Friday 11 June 2010

Yootility vehicle

questing forth

Every other time I go to see Prof Levy, my favourite endocrinologist, I have an adventure. Two years ago, it was the Drongo Bike Thieves. Before that, it was the Cat Litter Chavs. This year, it was the Yoots In Dad's Car.

Down in Broadmead, having a quick look round before my appointment, I was about to cross Horsefair, a road through central Broadmead that has for some time been closed to general traffic. A prohibition which has revealed a startling epidemic of disabilities among the owners of Range Rovers and similar prestige vehicles, which can often be spotted carrying their evidently infirm owners along this thoroughfare.

A little red car was coming as I prepared to cross the road; I think the throttle linkage must have been sticky, because it was going VROOOM BRRRUUUMMM in a quite snarly way. Perhaps it was intended to impress the shoppers at Primark.

I carried on anyway. One mustn't be deterred by these things.

The car slows. There are three Yoots in it.
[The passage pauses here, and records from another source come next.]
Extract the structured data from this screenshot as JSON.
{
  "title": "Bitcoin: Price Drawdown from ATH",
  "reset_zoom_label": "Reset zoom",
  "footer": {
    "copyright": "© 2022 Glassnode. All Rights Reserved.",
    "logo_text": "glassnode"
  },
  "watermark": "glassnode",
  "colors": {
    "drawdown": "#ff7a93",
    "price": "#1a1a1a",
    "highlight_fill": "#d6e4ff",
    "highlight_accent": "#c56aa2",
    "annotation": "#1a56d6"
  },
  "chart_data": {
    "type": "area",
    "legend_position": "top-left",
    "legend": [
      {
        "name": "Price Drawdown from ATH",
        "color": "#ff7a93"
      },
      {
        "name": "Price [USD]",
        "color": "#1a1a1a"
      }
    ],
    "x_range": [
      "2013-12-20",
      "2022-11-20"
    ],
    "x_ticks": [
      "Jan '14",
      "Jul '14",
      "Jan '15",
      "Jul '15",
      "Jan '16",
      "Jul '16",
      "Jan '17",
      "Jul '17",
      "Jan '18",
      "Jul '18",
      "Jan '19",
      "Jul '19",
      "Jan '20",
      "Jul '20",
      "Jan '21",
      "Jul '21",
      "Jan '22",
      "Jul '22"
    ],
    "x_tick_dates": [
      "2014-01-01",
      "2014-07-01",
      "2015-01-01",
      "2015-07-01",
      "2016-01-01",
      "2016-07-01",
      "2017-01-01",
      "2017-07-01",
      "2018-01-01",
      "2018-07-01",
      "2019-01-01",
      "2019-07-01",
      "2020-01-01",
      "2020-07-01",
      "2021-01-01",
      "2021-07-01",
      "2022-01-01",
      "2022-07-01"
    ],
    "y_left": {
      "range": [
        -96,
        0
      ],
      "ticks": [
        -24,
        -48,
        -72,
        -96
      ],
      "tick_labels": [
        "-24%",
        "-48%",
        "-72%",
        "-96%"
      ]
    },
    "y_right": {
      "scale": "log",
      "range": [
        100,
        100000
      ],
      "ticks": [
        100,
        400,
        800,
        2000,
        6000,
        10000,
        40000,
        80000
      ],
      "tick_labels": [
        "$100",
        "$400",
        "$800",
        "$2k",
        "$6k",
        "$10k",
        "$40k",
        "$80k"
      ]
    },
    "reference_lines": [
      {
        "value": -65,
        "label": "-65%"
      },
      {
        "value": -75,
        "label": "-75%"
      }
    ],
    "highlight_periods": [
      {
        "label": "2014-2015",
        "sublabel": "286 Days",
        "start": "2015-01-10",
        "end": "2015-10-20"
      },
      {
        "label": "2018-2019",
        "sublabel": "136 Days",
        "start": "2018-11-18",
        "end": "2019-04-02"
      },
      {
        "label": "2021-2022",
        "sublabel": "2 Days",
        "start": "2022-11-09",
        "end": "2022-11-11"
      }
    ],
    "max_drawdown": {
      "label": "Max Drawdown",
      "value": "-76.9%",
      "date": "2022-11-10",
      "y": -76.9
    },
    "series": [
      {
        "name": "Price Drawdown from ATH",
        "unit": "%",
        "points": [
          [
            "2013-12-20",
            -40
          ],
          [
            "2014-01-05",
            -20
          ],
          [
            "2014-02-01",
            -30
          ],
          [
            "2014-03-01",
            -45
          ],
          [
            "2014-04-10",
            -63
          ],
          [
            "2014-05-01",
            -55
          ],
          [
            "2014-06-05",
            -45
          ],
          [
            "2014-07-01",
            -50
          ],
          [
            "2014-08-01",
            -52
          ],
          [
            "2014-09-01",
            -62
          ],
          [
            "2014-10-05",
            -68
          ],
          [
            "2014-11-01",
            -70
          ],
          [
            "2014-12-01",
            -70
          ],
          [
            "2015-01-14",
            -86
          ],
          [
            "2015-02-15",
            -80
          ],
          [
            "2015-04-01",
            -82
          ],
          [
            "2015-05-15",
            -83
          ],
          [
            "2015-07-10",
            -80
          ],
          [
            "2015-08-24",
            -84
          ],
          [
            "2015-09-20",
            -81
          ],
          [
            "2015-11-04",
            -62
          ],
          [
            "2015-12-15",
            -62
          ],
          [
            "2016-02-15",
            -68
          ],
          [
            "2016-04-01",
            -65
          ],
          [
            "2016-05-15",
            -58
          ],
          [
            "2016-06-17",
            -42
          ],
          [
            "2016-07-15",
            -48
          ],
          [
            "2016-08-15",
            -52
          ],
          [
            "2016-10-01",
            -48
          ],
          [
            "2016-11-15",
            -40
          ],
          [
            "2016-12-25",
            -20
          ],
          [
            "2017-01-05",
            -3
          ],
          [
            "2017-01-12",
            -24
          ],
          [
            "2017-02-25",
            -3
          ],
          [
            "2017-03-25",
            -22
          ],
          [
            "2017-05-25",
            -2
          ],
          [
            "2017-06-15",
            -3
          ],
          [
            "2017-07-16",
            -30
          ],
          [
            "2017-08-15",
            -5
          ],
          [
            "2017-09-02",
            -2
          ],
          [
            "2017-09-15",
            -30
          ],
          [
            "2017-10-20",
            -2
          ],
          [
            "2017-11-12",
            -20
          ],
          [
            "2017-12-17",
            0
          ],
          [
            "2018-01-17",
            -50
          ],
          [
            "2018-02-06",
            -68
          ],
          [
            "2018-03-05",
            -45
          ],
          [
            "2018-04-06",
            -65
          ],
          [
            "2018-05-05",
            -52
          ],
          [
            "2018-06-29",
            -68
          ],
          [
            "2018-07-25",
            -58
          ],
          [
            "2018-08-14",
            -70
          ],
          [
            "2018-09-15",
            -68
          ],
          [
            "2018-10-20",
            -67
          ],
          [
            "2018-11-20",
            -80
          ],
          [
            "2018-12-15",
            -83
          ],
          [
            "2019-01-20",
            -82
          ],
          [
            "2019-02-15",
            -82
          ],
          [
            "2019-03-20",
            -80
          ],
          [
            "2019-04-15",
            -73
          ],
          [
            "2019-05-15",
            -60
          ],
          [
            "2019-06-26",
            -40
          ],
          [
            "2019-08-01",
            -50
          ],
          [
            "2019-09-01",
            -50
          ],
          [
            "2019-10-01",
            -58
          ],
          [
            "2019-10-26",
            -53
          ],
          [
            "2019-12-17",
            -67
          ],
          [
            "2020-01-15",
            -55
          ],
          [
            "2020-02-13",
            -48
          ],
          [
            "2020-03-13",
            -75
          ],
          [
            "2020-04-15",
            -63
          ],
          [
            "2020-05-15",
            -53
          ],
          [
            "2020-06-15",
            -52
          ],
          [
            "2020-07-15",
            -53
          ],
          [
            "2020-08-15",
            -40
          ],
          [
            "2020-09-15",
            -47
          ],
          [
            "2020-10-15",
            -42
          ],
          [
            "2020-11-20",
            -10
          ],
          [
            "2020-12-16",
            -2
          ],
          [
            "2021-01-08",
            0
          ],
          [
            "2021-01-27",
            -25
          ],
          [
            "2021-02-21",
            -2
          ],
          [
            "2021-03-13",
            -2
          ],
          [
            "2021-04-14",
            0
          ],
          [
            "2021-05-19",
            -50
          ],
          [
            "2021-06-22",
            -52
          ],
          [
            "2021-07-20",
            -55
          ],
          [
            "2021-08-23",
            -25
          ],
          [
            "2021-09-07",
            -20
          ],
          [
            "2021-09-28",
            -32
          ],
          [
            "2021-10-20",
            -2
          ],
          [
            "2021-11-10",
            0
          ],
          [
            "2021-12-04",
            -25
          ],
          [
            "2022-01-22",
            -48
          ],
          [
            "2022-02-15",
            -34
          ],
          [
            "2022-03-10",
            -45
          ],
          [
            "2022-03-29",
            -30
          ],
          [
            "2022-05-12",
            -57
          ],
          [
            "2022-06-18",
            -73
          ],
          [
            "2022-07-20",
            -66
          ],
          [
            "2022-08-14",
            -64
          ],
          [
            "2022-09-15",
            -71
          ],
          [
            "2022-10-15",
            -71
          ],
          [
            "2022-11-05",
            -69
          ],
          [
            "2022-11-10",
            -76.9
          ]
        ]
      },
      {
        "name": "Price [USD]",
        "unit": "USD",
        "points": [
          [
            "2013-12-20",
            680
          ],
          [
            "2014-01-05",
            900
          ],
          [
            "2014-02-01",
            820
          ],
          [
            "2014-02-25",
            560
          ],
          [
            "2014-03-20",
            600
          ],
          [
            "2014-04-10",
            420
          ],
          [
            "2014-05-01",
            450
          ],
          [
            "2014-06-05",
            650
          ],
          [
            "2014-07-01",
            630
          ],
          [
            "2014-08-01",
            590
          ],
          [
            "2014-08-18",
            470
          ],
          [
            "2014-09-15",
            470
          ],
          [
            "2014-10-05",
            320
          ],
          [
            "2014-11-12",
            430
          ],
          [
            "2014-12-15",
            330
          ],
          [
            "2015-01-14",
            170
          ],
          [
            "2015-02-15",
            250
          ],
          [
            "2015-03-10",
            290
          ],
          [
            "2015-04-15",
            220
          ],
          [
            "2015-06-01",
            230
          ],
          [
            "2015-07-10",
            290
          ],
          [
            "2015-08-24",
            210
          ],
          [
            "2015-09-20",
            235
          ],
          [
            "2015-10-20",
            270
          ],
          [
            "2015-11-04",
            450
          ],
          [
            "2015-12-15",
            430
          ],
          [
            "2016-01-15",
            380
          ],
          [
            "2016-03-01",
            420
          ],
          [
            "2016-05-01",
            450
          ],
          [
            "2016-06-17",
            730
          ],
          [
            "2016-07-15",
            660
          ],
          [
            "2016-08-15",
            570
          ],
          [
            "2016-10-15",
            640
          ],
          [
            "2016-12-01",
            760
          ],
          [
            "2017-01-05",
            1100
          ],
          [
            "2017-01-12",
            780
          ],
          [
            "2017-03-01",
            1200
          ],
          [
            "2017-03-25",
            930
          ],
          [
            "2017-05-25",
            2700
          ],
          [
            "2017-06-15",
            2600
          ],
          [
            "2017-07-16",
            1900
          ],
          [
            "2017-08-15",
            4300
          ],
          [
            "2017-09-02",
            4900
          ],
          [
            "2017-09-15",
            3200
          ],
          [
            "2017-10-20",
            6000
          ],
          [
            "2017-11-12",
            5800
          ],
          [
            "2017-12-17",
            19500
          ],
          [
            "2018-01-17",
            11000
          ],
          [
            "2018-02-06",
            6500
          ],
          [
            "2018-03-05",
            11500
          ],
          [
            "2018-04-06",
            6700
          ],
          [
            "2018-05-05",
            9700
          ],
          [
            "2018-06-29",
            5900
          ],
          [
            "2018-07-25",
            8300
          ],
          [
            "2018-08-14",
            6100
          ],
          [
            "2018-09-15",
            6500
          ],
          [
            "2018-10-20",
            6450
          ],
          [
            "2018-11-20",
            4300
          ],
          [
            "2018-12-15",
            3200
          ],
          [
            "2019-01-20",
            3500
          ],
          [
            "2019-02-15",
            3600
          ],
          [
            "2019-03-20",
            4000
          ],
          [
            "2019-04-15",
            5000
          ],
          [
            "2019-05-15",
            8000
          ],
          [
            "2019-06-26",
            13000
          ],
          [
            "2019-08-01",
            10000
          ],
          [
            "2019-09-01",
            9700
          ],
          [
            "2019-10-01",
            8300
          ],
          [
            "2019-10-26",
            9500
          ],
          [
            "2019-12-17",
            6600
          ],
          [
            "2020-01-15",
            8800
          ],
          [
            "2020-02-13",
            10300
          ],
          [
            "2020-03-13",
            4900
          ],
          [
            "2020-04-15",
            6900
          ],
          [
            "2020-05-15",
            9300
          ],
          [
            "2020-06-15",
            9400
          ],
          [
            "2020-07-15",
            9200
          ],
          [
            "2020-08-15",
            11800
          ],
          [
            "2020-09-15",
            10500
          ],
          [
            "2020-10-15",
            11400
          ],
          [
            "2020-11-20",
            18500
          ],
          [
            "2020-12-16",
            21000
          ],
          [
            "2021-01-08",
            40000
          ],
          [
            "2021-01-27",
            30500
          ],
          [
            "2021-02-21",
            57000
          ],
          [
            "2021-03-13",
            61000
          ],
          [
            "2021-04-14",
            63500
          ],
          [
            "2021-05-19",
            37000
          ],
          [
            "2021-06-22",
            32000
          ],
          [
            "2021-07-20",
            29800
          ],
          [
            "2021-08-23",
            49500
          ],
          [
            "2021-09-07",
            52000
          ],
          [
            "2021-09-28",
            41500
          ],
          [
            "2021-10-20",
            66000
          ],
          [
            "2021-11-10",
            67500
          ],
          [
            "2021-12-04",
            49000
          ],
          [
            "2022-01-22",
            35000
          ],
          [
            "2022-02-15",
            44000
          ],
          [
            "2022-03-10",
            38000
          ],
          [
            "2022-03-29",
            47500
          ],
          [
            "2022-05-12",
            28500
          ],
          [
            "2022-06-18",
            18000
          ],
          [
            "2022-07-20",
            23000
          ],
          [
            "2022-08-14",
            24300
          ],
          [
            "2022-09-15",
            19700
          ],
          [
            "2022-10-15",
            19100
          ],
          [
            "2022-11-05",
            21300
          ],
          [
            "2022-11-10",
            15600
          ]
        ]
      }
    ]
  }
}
The driver calls out "Did you see a zebra-crossing there?" He waves a finger at the zebra-crossing free place where I had crossed.

I point back the way he came. "Did you see the No Entry sign back there?"

He mutters some vaguely obscene things and drives off...

It was nice seeing Prof Levy again. And good to see that my blood is doing what well-regulated blood should be doing.


  1. Was the blood not boiling? :)


  2. Ah, chavs, how lovely! Did the car have one of those little tin can things screwed to the end of its exhaust pipe to make it sound more flatulent?

  3. You've changed your look. Very smart.

    Don't you know, they're the mentally handicapped ones*? The bigger and flashier the car the more likely they are to take up the handicap spaces in our village.

    *Excuses to the people who really have problems.

    It's nice when you find out your blood is behaving itself, isn't it?

  4. You have to lurve da yoots in their noisy wheels. Or not.
    And we have quite a few with severe disabilities around here who badly need those large prestige vehicles to get around in. I like to think it's because they need the extra stretching exercises for the legs, clambering in and out before they sprint to the post office.

  5. It did simmer for a little while, Stace, but nil carborundum, eh?

    Funny you should say that, Jenny; it did sound a bit blarty, but I think they got the extra fart sound by putting a hole in the silencer rather than investing in a bean can.

    Thank you, Anji. Blogger flashed up some new layout options, so I had a quick tinker around. ..yes, I was quite relieved, especially given that my diet sometimes seems a bit light on the rabbit food. Hrumph.

    I think the logical next stage, Graham, would be for the seats to detach from the main car and roam off like little mobility scooters. Like those flying jet ski thingies they had on Fireball XL5. That would really solve the problem of actually having to walk at all, which a big car alone does not entirely address.

  6. Just bigger aisles in shops and supermarkets to drive down would do the trick. It would save them the trouble of leaving the car at all.

  7. You remember Fireball XL5 too! I thought I'd imagined the whole thing. Gawd bless Gerry and Sylvia Anderson.